B.J.: Tak, to był zdecydowanie nasz najtrudniejszy mecz. Widać było, że zawodnicy Iskry mają doświadczenie z wyższych lig. To był mecz pełen walki, w którym musieliśmy walczyć o każdy metr boiska. Po pierwszej połowie powinniśmy zamknąć wynik, ale nie udało się wykorzystać wszystkich okazji. Cieszy mnie, że udało się poukładać grę w defensywie i nie tracimy wielu bramek, a zawsze coś z przodu strzelimy. Iskra na pewno będzie się liczyć w walce o awans, podobnie jak rezerwy Spójni czy Sokół Buczkowice. Kluczowym momentem będzie zima, a pierwsze mecze rundy wiosennej pokażą, kto jest tak naprawdę faworytem.
SportoweBeskidy.pl: Wasz mecz z Iskrą był jednym z niewielu, które odbyły się w tamtejszy deszczowy weekend. Chcieliście za wszelką cenę grać, czy boisko oszczędziło Was przed ulewami?
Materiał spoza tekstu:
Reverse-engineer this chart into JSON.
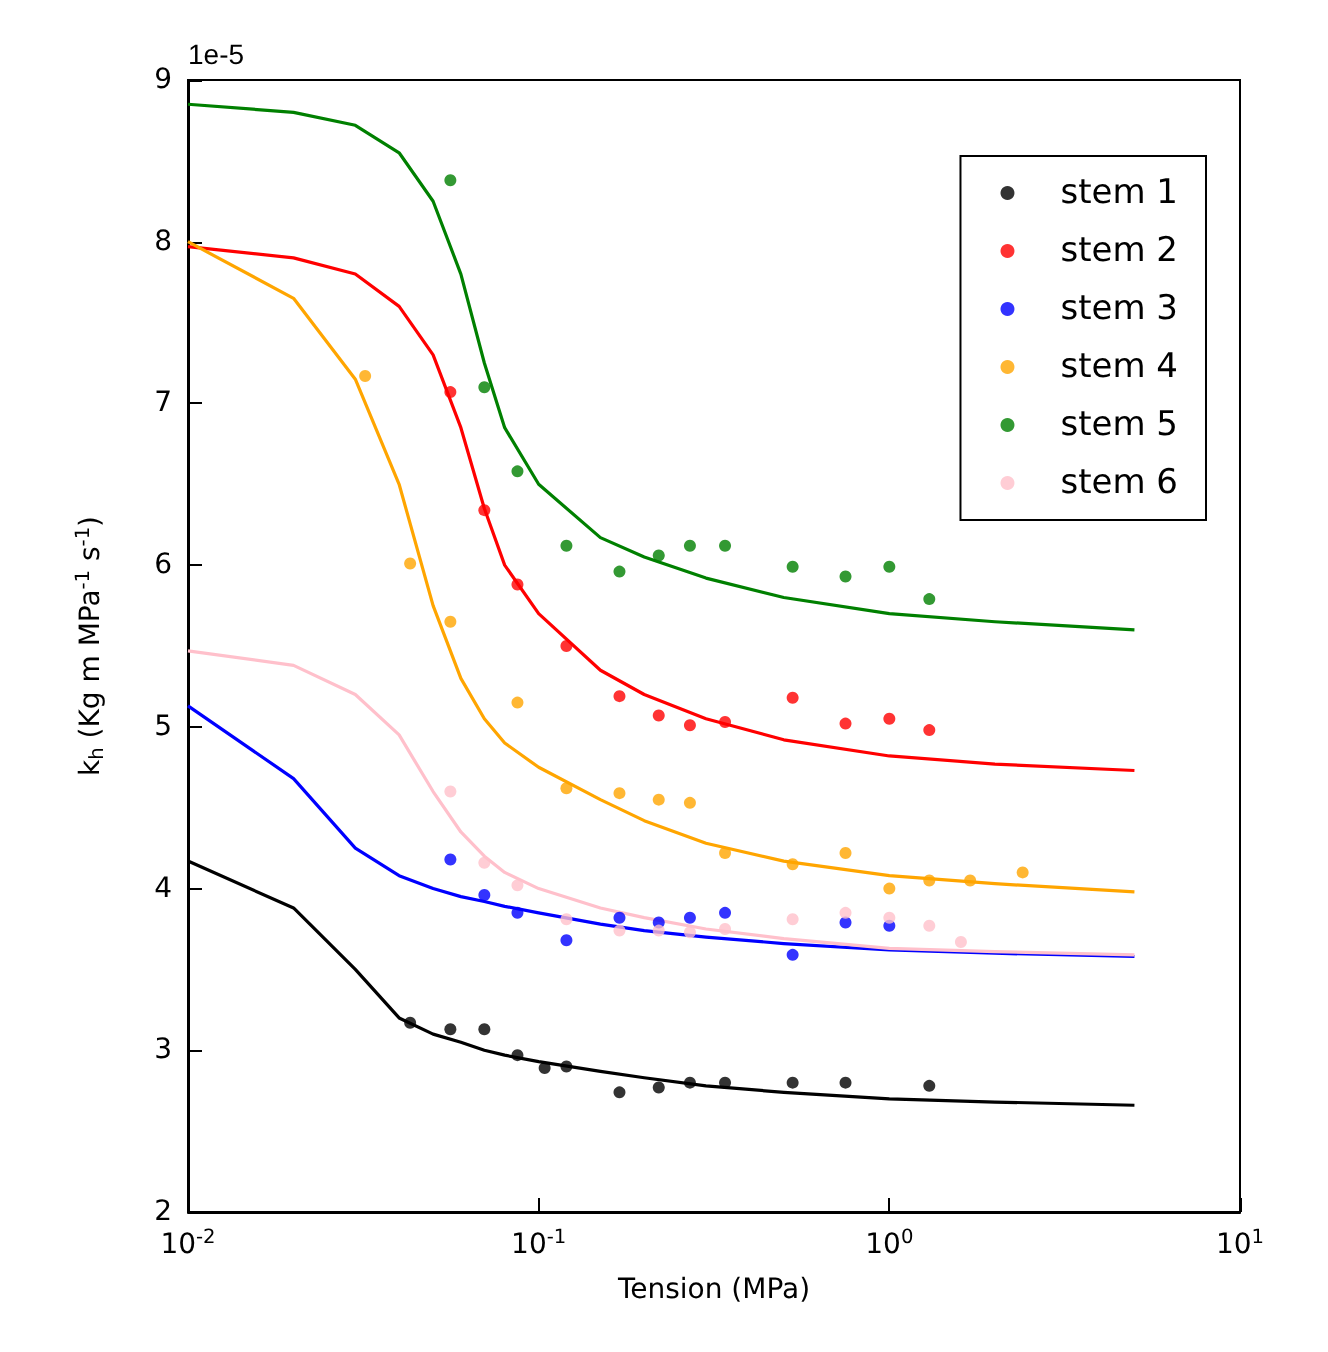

B.J.: Staram się dostosowywać treningi do przeciwników i aktualnej formy zespołu. Byliśmy w dobrej dyspozycji, zarówno treningowej, jak i meczowej, więc cieszyło nas, że boisko było gotowe do gry. Wielkie brawa należą się Kubie, który dba o murawę. Pomimo ulewy boisko było dobrze przygotowane i dało się na nim grać bez problemów. Nikt nie mógł narzekać na jego stan.
SportoweBeskidy.pl: Jak opisałbyś klub z Bujakowa w kilku zdaniach?
B.J.: Jako debiutant mam tu ogromną pomoc. Prezes, kierownik - wszyscy bardzo mnie wspierają. Infrastruktura i sam klub zasługują na więcej niż B-klasę, i będę robił wszystko, by ten klub był co najmniej o jedną lub dwie klasy wyżej. Wiele osób pracuje na rozwój klubu, dokładając swoją cegiełkę. Atmosferę tworzą wyniki, a obecnie jest naprawdę świetna. Zawodnicy chcą trenować, co bardzo mnie cieszy, bo na zajęciach mam liczną grupę. Weryfikacja naszej pracy przyjdzie jednak na koniec sezonu.